Fuel Systems Solutions (NASDAQ:FSYS): The bad news is continued hate selling has caused the shares to hit a new 52-week low. The good news is its recent weakness has been on contracted volume (implying the smaller retail investor has been exiting versus the smart money). Another positive way to look at its recent carnage is the stock is just a $4 drop away from selling at net cash value, which would certainly create some kind of floor. Secondly, the lowest analyst target price of $11 is higher than its current beaten down price - a rare occurrence indeed.
The company is slated to release its first quarter earnings next month. Analysts are going bearishly overboard in their forecasting models, predicting a 17% revenue fall to $82.16 million. This sales estimate translates into a 5 cent loss versus 4 cents in the red. These very low expectations could enable FSYS to finally produce a beat.
With an enterprise value of just $104 million, and expected EBITDA in the current year of $16 million, this produced multiple of just 6.5 screams value. Add in the fact that the company sells at just .51 of annual sales and .63 of book (shareholders' equity) and you have the recipe for an epic value play. However, the company's continued unwillingness to authorize a stock buyback and its lack of urgency in its turnaround efforts has manifested a target price decrease from $16 to $14.
JetBlue Airways (NASDAQ:JBLU): Despite getting some love last week from a Goldman Sachs' upgrade ( from sell to neutral), the shares slumped. The stock's selloff could have been attributable to an unimpressive .9% rise in traffic (revenue passenger miles) and the overall weakness in the Nasdaq. The good news is the company is about to report a spectacular first quarter earnings report that is expected to show 80% earnings growth (from .05 to .09 EPS) on just a 6% rise in revenues. As a result of the Goldman upgrade, I am upping my target price from $11.00 to $11.50.
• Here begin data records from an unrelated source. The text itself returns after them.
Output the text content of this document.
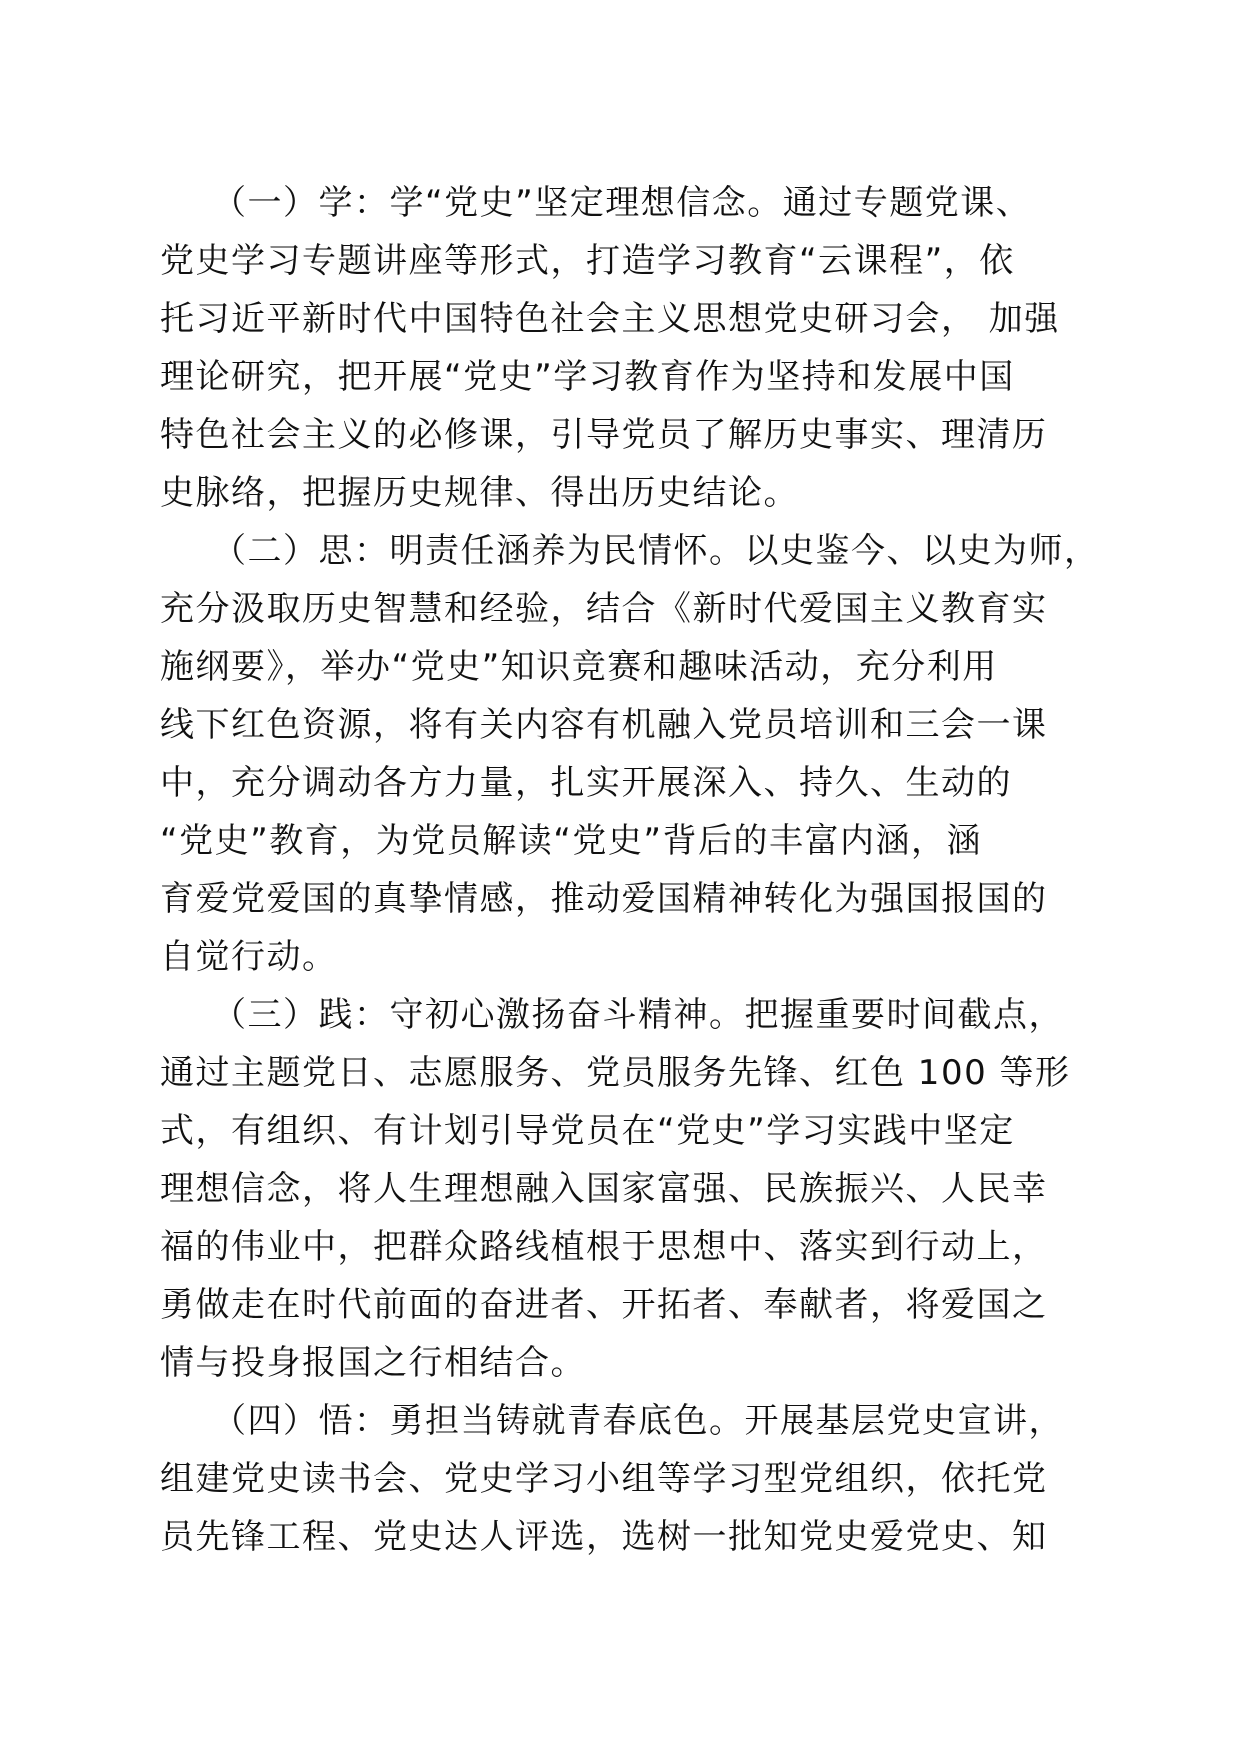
（一）学：学“党史”坚定理想信念。通过专题党课、
党史学习专题讲座等形式，打造学习教育“云课程”，依
托习近平新时代中国特色社会主义思想党史研习会， 加强
理论研究，把开展“党史”学习教育作为坚持和发展中国
特色社会主义的必修课，引导党员了解历史事实、理清历
史脉络，把握历史规律、得出历史结论。
（二）思：明责任涵养为民情怀。以史鉴今、以史为师，
充分汲取历史智慧和经验，结合《新时代爱国主义教育实
施纲要》，举办“党史”知识竞赛和趣味活动，充分利用
线下红色资源，将有关内容有机融入党员培训和三会一课
中，充分调动各方力量，扎实开展深入、持久、生动的
“党史”教育，为党员解读“党史”背后的丰富内涵，涵
育爱党爱国的真挚情感，推动爱国精神转化为强国报国的
自觉行动。
（三）践：守初心激扬奋斗精神。把握重要时间截点，
通过主题党日、志愿服务、党员服务先锋、红色 100 等形
式，有组织、有计划引导党员在“党史”学习实践中坚定
理想信念，将人生理想融入国家富强、民族振兴、人民幸
福的伟业中，把群众路线植根于思想中、落实到行动上，
勇做走在时代前面的奋进者、开拓者、奉献者，将爱国之
情与投身报国之行相结合。
（四）悟：勇担当铸就青春底色。开展基层党史宣讲，
组建党史读书会、党史学习小组等学习型党组织，依托党
员先锋工程、党史达人评选，选树一批知党史爱党史、知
Bridgford Foods (NASDAQ:BRID): Although higher food commodity prices will wreak havoc on the company's gross profit margins, new business captured from Walgreen, Circle K, and Meijers will likely have an offsetting effect. Although the company is not set to light the world on fire, its stability and strong financials make it a great holding for ultraconservative investors. Price target reduction from $12 to $10.50.
Pep Boys (NYSE:PBY): The auto parts chain is set to release its fourth quarter earnings this Tuesday, before the market open. Earnings are expected to rise 66% from 3 cents to 5 cents on essentially flat revenues of $535 million. It will be interesting to see if the company's recent quest to acquire small service centers is gaining traction, as management has claimed this strategy is a game changer. Target price remains at $13.
Luby's (NYSE:LUB): Unfortunately, its shares also made a new 52-week low. Maybe this is what prompted some good old fashioned insider buying to materialize. It could be that its newly deflated price was just too good to pass up for Outside Director Frank Martkonis. He laid down $118,000 of his own hard earned money to purchase 19,608 shares. This purchase increased his holdings 34% from 57,653 shares to a tally of 77,261. Always follow the insiders - their knowledge in their company's is the most intimate of all. Besides, they only buy for one reason - to make a profit. As a result of this very positive occurrence, I am lifting my target price 25% from $8 to $10.
The bottom line, the stock market is essentially a merchandising operation. Buying wholesale and selling retail is the name of the game. Translation: It is time to buy the dip, for the rip is sure to come (just don't be too greedy, to sell the rip).
Disclosure: I am long FSYS, LUB, BRID, JBLU, PBY. I wrote this article myself, and it expresses my own opinions. I am not receiving compensation for it (other than from Seeking Alpha). I have no business relationship with any company whose stock is mentioned in this article.
Editor's Note: This article covers one or more stocks trading at less than $1 per share and/or with less than a $100 million market cap. Please be aware of the risks associated with these stocks.